Devotional painting, in which the artist has collected a male portrait. The figure is inscribed in an interior made up of dark tonalities, where there is no other element that distorts the viewer's view, with respect to the main figure, except for the big book that is placed in the right area of the composition. Furthermore, due to the dimensions and monumentality conferred by the artist, the figure occupies a large part of the pictorial surface. Despite being a male portrait without any other identifying attributes, it is possible to appreciate that this is a religious representation, firstly from the clothing, in which the cloak stands out, and secondly from the posture adopted by the sitter, next to the book.
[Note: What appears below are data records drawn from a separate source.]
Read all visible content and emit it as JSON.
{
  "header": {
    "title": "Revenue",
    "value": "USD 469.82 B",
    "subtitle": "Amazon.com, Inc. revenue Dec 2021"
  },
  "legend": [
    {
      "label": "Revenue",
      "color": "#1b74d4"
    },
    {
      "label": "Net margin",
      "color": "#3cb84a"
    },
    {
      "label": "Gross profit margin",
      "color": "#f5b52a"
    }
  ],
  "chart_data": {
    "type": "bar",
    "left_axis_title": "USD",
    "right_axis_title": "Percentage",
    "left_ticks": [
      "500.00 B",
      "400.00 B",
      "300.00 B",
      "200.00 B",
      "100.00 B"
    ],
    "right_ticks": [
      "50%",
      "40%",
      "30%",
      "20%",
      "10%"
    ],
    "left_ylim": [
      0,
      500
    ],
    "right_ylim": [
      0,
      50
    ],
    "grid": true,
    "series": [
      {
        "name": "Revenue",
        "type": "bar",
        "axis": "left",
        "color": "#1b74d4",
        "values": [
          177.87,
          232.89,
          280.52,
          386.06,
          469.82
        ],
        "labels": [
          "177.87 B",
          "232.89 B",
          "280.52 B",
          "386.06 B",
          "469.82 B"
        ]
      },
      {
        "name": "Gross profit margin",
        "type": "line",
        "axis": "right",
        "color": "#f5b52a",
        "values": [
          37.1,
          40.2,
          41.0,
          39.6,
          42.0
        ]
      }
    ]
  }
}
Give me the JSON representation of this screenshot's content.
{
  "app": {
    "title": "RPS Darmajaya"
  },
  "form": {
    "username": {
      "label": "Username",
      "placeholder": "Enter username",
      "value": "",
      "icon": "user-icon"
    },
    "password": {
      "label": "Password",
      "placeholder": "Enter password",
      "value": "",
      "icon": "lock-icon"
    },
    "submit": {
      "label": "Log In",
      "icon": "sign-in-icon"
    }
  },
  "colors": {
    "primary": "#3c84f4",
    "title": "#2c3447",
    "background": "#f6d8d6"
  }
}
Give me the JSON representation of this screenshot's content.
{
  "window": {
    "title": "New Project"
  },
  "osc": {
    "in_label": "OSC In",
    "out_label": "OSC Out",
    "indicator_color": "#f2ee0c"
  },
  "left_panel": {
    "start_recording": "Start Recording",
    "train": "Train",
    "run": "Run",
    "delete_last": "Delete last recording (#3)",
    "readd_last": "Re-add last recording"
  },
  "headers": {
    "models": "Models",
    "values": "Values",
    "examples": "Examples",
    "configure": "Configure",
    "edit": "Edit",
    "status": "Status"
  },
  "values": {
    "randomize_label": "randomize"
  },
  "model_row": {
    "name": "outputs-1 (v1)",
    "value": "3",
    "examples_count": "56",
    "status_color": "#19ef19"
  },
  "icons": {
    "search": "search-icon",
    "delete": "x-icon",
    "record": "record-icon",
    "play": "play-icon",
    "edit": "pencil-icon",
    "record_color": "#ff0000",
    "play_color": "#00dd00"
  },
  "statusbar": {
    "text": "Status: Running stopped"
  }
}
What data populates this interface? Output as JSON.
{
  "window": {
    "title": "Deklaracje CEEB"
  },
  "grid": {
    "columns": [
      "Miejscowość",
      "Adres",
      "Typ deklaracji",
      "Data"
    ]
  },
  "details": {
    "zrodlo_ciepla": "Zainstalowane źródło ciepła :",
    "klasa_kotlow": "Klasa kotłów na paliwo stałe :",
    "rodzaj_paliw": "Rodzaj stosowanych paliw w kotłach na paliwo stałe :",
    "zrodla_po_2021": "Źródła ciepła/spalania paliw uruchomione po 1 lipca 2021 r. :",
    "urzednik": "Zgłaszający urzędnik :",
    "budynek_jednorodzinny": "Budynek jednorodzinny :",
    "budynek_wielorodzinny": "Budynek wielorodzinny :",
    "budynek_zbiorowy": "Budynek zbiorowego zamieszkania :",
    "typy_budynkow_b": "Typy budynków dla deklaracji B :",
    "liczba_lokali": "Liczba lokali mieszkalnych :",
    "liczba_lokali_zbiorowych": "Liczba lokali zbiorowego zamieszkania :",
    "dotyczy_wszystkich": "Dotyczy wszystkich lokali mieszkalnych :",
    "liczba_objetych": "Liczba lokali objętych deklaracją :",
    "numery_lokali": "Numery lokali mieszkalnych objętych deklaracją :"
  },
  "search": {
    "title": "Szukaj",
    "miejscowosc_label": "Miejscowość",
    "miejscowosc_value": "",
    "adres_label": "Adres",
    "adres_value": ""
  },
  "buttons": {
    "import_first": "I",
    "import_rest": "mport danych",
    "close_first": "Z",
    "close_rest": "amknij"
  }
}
Spanish Baroque painting is one of the most authentic and personal examples of our art, because its conception and form of expression arose from the people and their deepest feelings. With the economy of the state in ruins, the nobility in decline and the clergy heavily taxed, it was the monasteries, parishes and confraternities of clerics and laymen who encouraged its development, with the works sometimes being financed by popular subscription. Painting was thus obliged to express the prevailing ideals in these environments, which were none other than religious ones, at a time when Counter-Reformation doctrine demanded a realistic language from art so that the faithful could understand and identify with what was depicted, and an expression endowed with an intense emotional content to increase the fervour and devotion of the people. Religious themes were therefore the preferred subject matter of Spanish sculpture during this period, which in the early decades of the century was based on a priority interest in capturing the natural world, gradually intensifying throughout the century in the depiction of expressive values.